[Date Prev][Date Next][Thread Prev][Thread Next][Date Index][Thread Index]

Lucid 3.0.2 Optimization botch



re: "5/5/89  Cinco de Mayo PCL" has a problem on Lucid 3.0 with the optimizing
    compiler. On a Sun 3/60, SunOS 4.0.1, Sun Common Lisp 3.0.2,
    pcl runs test.lisp correctly when compiled with the default (development)
    compiler mode. However, when (proclaim '(optimize (compilation-speed 0)))
    is evaluated prior to (load "defsys") in order to use the production
    mode of the compiler, the following happens:

This isn't a bug in Lucid's compiler -- it's a lurking bug in PCL that 
will "bite" most implementations where different settings of the compiler
optimization switches will produce morphologically different (but of 
course functionally equivalent) function objects.
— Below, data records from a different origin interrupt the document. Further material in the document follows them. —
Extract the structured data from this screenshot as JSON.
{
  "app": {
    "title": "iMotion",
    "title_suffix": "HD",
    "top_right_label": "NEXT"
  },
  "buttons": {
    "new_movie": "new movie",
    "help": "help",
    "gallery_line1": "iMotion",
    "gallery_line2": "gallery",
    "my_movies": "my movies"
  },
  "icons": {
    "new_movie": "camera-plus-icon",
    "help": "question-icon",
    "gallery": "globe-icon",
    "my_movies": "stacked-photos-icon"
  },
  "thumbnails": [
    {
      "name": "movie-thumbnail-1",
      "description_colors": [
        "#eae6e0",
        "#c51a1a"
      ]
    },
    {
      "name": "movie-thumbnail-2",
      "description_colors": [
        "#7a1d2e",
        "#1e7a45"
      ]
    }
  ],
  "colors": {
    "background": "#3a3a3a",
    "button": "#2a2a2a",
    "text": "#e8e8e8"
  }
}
The difficulty is in how discriminator codes service cache misses.  
They  "call out" to (potentially) random functions that will in some 
cases "smash" the function object that was actually running as the 
discriminator code.  This is all right providing you don't return to 
that function frame, but alas ...
 
I know this is a more extensive problem because the code in the
port-independent function 'notice-methods-change' goes out of
its way to do a tail-recursive call to the function that is going
to smash the possibly-executing discriminator code.  Here is the
commentary from that code (sic):

	;; In order to prevent this we take a simple measure:  we just
	;; make sure that it doesn't try to reference our its own closure
	;; variables after it makes the dcode change.  This is done by
	;; having notice-methods-change-2 do the work of making the change
	;; AND calling the actual generic function (a closure variable)
	;; over.  This means that at the time the dcode change is made,
	;; there is a pointer to the generic function on the stack where
	;; it won't be affected by the change to the closure variables.
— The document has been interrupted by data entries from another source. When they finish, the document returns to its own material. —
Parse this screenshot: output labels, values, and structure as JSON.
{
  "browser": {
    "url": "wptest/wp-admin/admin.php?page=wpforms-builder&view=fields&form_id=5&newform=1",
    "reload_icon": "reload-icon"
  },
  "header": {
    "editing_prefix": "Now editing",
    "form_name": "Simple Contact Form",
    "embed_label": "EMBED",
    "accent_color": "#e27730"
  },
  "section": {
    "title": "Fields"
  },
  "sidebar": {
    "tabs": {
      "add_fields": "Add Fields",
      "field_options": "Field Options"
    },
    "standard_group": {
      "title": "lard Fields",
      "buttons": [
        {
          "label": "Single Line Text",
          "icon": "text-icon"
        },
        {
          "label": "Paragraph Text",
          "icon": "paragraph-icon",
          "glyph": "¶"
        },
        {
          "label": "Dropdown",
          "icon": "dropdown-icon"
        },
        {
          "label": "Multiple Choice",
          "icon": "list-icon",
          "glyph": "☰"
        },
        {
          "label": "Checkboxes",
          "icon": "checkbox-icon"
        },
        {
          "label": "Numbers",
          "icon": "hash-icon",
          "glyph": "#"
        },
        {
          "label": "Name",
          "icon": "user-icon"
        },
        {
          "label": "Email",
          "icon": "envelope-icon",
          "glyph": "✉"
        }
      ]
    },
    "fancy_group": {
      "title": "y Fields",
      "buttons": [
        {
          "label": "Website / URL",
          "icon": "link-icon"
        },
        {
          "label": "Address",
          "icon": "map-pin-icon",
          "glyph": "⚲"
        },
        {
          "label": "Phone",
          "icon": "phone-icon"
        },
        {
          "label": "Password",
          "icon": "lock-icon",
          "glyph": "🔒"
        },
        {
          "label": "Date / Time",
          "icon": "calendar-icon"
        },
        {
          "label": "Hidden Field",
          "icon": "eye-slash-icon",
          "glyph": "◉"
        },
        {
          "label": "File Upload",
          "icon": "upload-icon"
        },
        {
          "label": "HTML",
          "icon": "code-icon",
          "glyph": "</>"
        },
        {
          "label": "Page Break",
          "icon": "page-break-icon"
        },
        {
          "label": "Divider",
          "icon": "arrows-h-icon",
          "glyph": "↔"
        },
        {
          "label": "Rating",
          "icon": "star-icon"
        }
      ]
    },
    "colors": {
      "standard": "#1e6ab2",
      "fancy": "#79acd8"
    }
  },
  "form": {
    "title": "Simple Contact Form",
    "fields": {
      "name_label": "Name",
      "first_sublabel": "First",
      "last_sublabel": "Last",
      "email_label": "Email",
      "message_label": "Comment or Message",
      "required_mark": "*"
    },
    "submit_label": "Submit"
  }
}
A similar thing should be done in the construction of standard-accessor, 
checking, and  caching dcodes.  In an experimental version here at Lucid, 
I rewrote  dcode.lisp to do that, and there is no problem with it.  
Although that code is somewhat Lucid-specific, it could be of help to 
someone who wanted to rewrite the generic dcode.lisp (no pun intended). 
Contact me privately if you are intersted.

Doing a tail-recursive call out of dcodes when there is a cache miss
is a good thing, regardless of other problems.  I think one might as
well do it.  However, I should point out that in the presence of 
multiprocessing, there is another more serious problem that cannot be
solved so simply.  Think about what happens when one process decides
to update a dcode while another process is still using it; no such
stack-maintenance discipline will fix this case.  A tail-recursive
exit from the dcode will *immensely* reduce the likelihood that
another process can sneak in during the interval in which the dcode
requires consistency in its function; but it can't reduce that
likelihood to zero.

The more desirable thing to do is to put the whole "dcode" down one 
more level of indirection through the symbol-function cell of the 
generic functon.  This is effectively what PCL's 'make-trampoline' 
function does, but unfortunately that is not a very efficient approach 
when you consider how most compilers will compile it.  Something akin 
to the "mattress-pads" in John Foderaro's code (in the fin.lisp file) 
could probably be done for many other implementations as well.  I don't 
know who wrote the Lucid specific parts of fin.lisp, but I can supply 
the Lucid-specific code sequences of corresponding "mattress-pad"'s for 
several machines to anyone who wants to give it a try.  

Just doing the tail-recursive exit will probably make the matter 
essentially moot for all practical purposes.



-- JonL --